Sunday, October 29, 2023

The shape of a lovely book

 Roger Deakin’s Notes from Walnut Tree Farm is a collection of notes or jottings — 411 by my fallible count.

Some notes run for a few pages. Some are a sentence.

The items are mostly about the natural history of Mellis, a village in Suffolk. But there are also notes on conversations with interesting friends and investigations into the history and culture of the place. Deakin takes trips to other spots in England. He talks of booksmusic, architecture and manners. He speaks of cats (mostly adoringly) and dogs (mostly not).

He talks a lot about trees and about swimming in wild places. He wrote books on both topics.
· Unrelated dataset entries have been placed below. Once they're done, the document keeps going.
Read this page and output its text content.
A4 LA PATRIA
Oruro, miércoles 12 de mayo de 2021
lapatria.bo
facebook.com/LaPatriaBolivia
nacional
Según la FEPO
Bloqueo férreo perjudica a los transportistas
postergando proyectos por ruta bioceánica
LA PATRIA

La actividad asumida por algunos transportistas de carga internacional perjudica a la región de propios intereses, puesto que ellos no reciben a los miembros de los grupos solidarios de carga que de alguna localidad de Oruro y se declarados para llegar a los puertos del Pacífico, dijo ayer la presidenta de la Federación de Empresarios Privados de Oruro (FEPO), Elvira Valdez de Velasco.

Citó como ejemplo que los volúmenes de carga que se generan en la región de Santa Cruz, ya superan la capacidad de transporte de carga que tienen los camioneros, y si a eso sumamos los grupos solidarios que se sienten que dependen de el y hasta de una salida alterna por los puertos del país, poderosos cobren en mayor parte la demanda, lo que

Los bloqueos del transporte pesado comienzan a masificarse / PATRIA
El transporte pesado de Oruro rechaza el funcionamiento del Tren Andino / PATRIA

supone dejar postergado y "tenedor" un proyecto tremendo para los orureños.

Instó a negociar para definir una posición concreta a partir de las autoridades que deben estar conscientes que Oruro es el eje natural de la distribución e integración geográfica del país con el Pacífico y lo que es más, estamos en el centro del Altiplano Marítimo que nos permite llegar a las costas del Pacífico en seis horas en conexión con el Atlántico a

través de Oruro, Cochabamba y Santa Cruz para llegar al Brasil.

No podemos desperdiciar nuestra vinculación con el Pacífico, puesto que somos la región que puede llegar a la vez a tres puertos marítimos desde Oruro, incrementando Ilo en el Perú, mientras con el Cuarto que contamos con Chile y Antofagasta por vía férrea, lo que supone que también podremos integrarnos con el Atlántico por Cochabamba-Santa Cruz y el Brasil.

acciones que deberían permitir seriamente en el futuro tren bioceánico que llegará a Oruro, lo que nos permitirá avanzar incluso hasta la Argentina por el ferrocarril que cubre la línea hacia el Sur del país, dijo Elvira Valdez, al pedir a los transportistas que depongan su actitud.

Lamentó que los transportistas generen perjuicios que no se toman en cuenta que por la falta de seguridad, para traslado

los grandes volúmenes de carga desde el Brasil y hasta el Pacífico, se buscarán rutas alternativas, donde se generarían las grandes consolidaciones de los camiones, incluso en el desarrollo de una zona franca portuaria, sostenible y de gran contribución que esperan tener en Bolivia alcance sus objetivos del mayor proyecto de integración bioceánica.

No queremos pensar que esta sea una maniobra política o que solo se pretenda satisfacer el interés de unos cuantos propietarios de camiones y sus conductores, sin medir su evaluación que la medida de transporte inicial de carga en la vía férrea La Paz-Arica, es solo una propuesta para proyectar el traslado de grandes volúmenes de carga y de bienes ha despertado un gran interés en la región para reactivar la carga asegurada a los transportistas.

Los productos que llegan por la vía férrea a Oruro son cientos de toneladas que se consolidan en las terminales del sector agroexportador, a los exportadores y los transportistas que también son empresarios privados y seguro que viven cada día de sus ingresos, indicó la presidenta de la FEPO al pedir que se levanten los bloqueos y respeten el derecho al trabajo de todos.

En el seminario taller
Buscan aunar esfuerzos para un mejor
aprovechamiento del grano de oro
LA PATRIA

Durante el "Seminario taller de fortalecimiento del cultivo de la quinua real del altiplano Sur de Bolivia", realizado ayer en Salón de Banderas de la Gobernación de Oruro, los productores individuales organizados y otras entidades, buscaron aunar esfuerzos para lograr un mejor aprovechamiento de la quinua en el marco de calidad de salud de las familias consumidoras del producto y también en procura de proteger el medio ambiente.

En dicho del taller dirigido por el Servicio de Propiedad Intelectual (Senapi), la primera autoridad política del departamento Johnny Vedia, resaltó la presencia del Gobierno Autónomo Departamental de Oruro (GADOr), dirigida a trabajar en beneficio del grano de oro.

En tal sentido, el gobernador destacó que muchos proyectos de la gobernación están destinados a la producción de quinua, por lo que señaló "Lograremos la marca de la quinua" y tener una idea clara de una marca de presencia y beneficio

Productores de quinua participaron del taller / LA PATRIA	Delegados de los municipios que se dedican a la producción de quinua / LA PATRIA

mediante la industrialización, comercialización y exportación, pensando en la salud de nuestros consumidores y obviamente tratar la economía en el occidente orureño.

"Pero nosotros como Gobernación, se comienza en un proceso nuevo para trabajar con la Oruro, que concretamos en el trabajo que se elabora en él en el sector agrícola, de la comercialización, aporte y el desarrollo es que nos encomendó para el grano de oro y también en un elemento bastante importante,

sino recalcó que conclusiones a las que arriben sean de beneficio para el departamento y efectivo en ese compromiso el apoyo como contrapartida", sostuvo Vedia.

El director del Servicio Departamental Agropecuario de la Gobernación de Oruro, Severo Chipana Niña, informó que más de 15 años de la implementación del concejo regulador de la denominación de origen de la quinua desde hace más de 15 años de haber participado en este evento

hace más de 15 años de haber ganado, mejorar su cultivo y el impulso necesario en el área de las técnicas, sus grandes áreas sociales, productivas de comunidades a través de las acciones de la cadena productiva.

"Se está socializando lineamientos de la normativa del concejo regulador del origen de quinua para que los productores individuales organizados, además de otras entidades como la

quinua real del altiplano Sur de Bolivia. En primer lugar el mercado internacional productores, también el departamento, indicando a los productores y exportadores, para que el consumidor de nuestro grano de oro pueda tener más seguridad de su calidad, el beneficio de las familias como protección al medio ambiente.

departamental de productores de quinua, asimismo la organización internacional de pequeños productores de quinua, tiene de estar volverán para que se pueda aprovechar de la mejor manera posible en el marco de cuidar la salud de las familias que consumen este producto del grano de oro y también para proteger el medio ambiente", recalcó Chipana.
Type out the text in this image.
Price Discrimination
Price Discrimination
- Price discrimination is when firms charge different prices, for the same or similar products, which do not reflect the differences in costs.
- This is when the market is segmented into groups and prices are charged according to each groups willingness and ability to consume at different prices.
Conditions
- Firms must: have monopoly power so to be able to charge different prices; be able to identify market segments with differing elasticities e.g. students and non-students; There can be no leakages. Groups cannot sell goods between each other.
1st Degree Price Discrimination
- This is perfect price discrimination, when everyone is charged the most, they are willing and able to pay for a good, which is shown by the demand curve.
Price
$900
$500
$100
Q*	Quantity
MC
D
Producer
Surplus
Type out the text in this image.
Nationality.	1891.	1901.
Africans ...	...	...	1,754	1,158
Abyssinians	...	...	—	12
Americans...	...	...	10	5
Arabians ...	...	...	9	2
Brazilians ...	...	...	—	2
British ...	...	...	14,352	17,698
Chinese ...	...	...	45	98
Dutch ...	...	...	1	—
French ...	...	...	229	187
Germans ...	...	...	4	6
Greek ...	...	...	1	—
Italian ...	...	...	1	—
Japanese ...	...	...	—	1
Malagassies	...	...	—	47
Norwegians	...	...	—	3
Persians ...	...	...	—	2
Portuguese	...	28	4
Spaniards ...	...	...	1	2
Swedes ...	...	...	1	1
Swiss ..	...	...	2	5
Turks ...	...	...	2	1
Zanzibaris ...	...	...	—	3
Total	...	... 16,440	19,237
Since most of the items are about natural history, the 411 notes were organized under the 12 months, connecting his observations to the seasons. I counted 49 notes in July and 20 in December.

The jottings are not connected, and if you expect to get into a long narrative, you’ll be disappointed. If you focus on any single note, you are missing something larger. Each note or jotting is like a shard or fragment in a mosaic.

The larger picture: If you read long enough, you get a sense of an unusual mind.

It’s the kind of book I wish all my friends would write.

• Sources and notes: Roger Deakin, Notes from Walnut Tree Farm; London: Penguin Books, 2009.

My intermittent series of notes on Roger Deakin began with a remark about his preference for jottings — spontaneous notes written without any thought to the craft of writing (“The overlooked genre of jottings,” Sept. 14, 2023). This is the tenth item in the series.

Incidentally, Deakin did not compile this book. His friends did, after he died in 2006 at 63. They carved a book out of his enormous collection of notebooks. I hope my writing friends will start compiling their own book now and not let this job fall to their literary executors.